Pundits often suggest that the problem is an intensity gap between pro-gun voters and gun control voters, which may well have been true in the past, but I find no evidence that it remains the case. The American National Election Studies 2016 survey asks respondents to rate the importance of gun access to them. The chart below shows that Democrats are just as likely to rate the issue as “extremely important.” I find that 37 percent of respondents both believe that it should be more difficult to buy guns and rate the issue as “extremely” (19 percent) or “very” (18) important. That compares to 5 percent of respondents who want to make it easier to buy guns and rate it “extremely” (3 percent) or “very” (2) important. Finally, 23 percent of respondents believe that access to guns should be kept the same and believe the issue to be “extremely” (11 percent) or “very” (12 percent) important.

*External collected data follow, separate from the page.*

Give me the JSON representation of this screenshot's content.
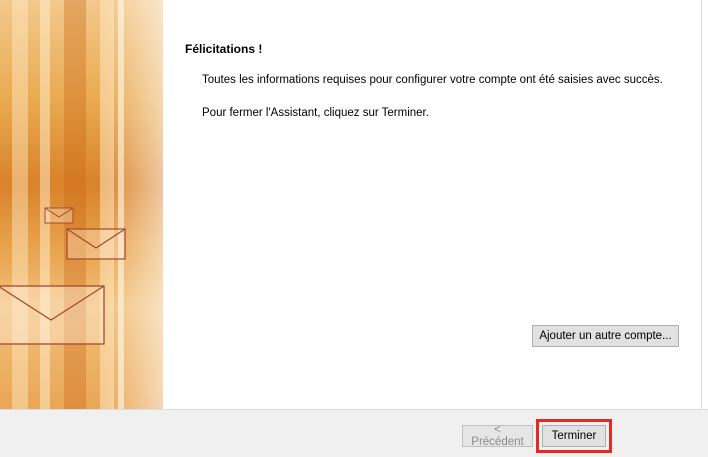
{
  "wizard": {
    "heading": "Félicitations !",
    "message_success": "Toutes les informations requises pour configurer votre compte ont été saisies avec succès.",
    "message_close": "Pour fermer l'Assistant, cliquez sur Terminer.",
    "add_account_label": "Ajouter un autre compte..."
  },
  "footer": {
    "previous_label": "< Précédent",
    "finish_label": "Terminer"
  },
  "banner": {
    "icons": [
      "envelope-icon",
      "envelope-icon",
      "envelope-icon"
    ]
  },
  "colors": {
    "highlight": "#e52a25",
    "banner_orange": "#d9822a"
  }
}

It’s important to note that this is generic opinion data, and the party should be agnostic as to how candidates message their support for gun control. For instance, red-state Democrats like Joe Manchin may want to boast about their pro-gun bona fides, which will actually give them more ability to push for gun control legislation because gun owners will feel less threatened. But there is little to be gained broadly by Democrats embracing guns. As Dan Friedman at the Trace has documented, the NRA no longer donates or endorses Democrats (with the exception of Henry Cuellar, the worst Democrat in Congress). Even if a Democrat is pro-gun, their Republican opponent will run to their right on the issue and collect gun lobby money and endorsements. And that position comes with a major downside: According to ANES, only 5 percent of Democrats support making it easier to buy a gun.
For too long Democrats have cowered in fear of the NRA, but there is little reason to believe they represent more than a small share of the population. For too long, Democrats have believed only pro-gun Blue Dogs can represent the districts they are targeting. In reality, Democrats can run on common-sense gun regulations and win, even in the reddest districts they need to win back the House.